# Learning What I'm Marking



## shilty (Apr 23, 2015)

I installed a Lowrance Hook-7 on my 14' aluminum V-Hull. The unit itself is great and has been an impressive addition to my boat. However, I am not entirely sure what I'm seeing on my screen when I'm marking fish. I find myself chasing marks and trying to figure out what it is and trying to get it bite. I've caught significantly less fish this year than in years past. I'm worried I'm chasing shad or other fish thinking they're crappie, saugeye, etc. I have added some pictures below of things I have marked but have been unable to get a single bite out of. Any help is appreciated!

This was from Saturday night. I was fishing just off a downed tree. Assumed to be crappie but could not get a bite on minnows or jigs. Started throwing a small spinner bait and then a Big Joshy but still nothing. 









This was a few weeks ago off a point. Same story as above and no luck.









Now this I see from time to time. I have no idea what it is. It is from the same day as the picture above and close to the same spot.


----------



## huntindoggie22 (Mar 28, 2008)

Does that unit have down imagining also? If so sometimes if you pull up the split screen with the DI and the sonar and compare what you are marking. Your first picture could be fish but the other 2 does not look like fish to me.


----------



## buckeyebowman (Feb 24, 2012)

I'm certainly no expert on interpreting these signals, but it reminds of something that happened when my buddy bought his first unit that was not a flasher. 

He complained to a mutual friend about marking walleye all over the place at Mosquito, using every walleye technique he could think of, but not getting any of them to bite!

The friend just looked at him and said, "How do you know they aren't carp!"


----------



## huntindoggie22 (Mar 28, 2008)

Something like this. These are crappie marks on basically the same unit you have.


----------



## rnvinc (Jan 14, 2015)

Parallel slanted echoes from left to right (like in your 3rd Pic) are usually bubbles rising from the lake floor ... 

Rickie


----------



## chris1162 (Mar 12, 2008)

First pics looks like shad ball to me.

Second pics looks like some fish holding over some humps.

Third i have no idea.


----------



## Gottagofishn (Nov 18, 2009)

I'm in with Chris.. the first would be some baitfish with some fish near the bottom. Looks like a soft bottom as well.... Second pic, the sensitivity changed halfway through that pic... not really sure although there are some fish scattered around in that 15 to 20' range. Maybe a thermocline? Bugs? Just off the side of a drop off? Dunno... Need more info. Third pic, again, on the left side you see the sensitivity change. I would say bubbles as well as that too looks like a softer bottom.
One of the first things I did when I started fishing with a sonar was to start fishing deeper. I could see them deeper so it made sense.... Part of the learning curve for us self taught guys... Well, if you've read these forum's for any length of time you will find the active fish are often very shallow. It's not that you can't catch them deep, in colder water that rocks, summer, not so much.
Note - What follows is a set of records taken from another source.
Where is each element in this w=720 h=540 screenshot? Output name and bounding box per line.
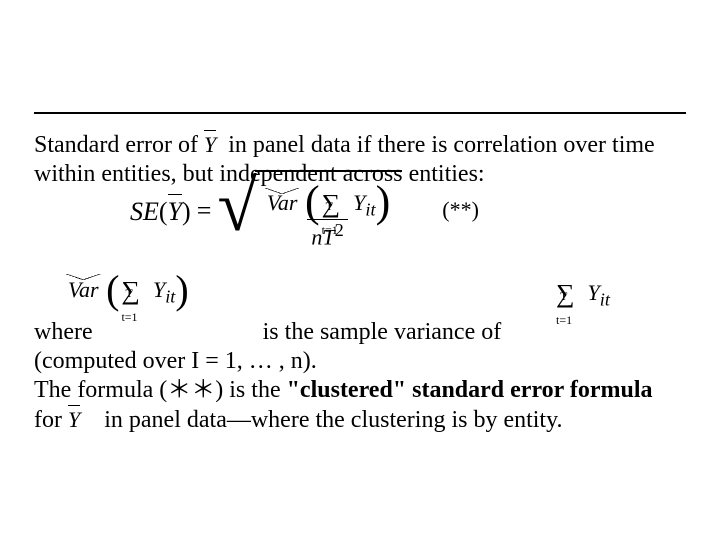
slide: Standard error of Y in panel data if the… xyxy=(0,0,720,540)
text-var: Var xyxy=(267,190,298,215)
text: Standard error of xyxy=(34,132,204,158)
subscript-it: it xyxy=(365,199,375,219)
slide-body: Standard error of Y in panel data if the… xyxy=(34,130,686,436)
y-bar-symbol: Y xyxy=(168,194,182,228)
square-root: √ Var ( ∑ Tt=1 Yit) xyxy=(217,170,402,252)
sum-upper: T xyxy=(326,200,333,212)
horizontal-rule xyxy=(34,112,686,114)
se-equation: SE(Y) = √ Var ( ∑ Tt=1 xyxy=(130,170,479,252)
text-y: Y xyxy=(353,190,365,215)
paragraph-2: Var ( ∑ Tt=1 Yit) ∑ Tt=1 Yit whereis the… xyxy=(34,318,686,436)
bold-text: "clustered" standard error formula xyxy=(287,377,653,403)
fraction: Var ( ∑ Tt=1 Yit) nT2 xyxy=(261,178,394,250)
text: The formula (＊＊) is the xyxy=(34,377,287,403)
text: for xyxy=(34,407,68,433)
text: where xyxy=(34,319,93,345)
y-bar-symbol: Y xyxy=(204,130,216,159)
text: (computed over I = 1, … , n). xyxy=(34,348,317,374)
radical-sign-icon: √ xyxy=(217,174,257,256)
equals-sign: = xyxy=(197,195,212,227)
text: in panel data—where the clustering is by… xyxy=(98,407,562,433)
text: is the sample variance of xyxy=(263,319,502,345)
equation-marker: (**) xyxy=(442,197,479,224)
text-se: SE xyxy=(130,197,159,226)
sum-expression: ∑ Tt=1 Yit xyxy=(554,276,610,311)
y-bar-symbol: Y xyxy=(68,405,80,434)
sum-lower: t=1 xyxy=(322,224,338,236)
var-hat-sum-expression: Var ( ∑ Tt=1 Yit) xyxy=(66,268,189,308)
At times you will have great success there, experience and success will teach you when. Look in the areas you have had success, look for structure and most importantly look for bait. In case I didn't say it, look for bait. 
Also... keep in mind the slower you go the longer the arches become... That is why the crappie look like lines and not arches in the above pic. 
The best way to find out will be to put fish in the boat and keep your eyes on that sonar. 
Lastly, there are mountains of information on the web regarding this subject. Watch some 
videos from some of the experts!
Anyway.... I am not an expert by any means, some may chime in and tell you something completely different. 
Happy Hunting!


----------



## ducky152000 (Jul 20, 2005)

First pic bait fish with game fish under bait. Perfect example of what you want to find. Surprised you did not catch fish. 2nd pic fish probably crappie suspended over some type of structure probably brush pile. 3rd to me looks like fish rising torwards the surface for whatever reason.


----------



## rockytop (Mar 19, 2008)

good read here, https://doctorsonar.com/blogs/educational-articles/12380345-lowrance-pros-corner-by-luke-morris


----------



## RiparianRanger (Nov 18, 2015)

I second whoever said to run split screen with down imaging (I have Lowrance Elite 5). That should help clarify what you're marking. I was out last week and saw the classic Shad ball with fish arches underneath at ~20'. Targeting bass I tossed a DT16 and even vertical jig rattle traps and only one taker - a small crappie five feet from the boat. My guess is whatever they were (crappie, white bass) were too small for my offering. Eventually trolled the bank and found bass but of course don't need the finder for that. What I'm trying to say is even if you find them a) they may not be active or b) they might not like your presentation.


----------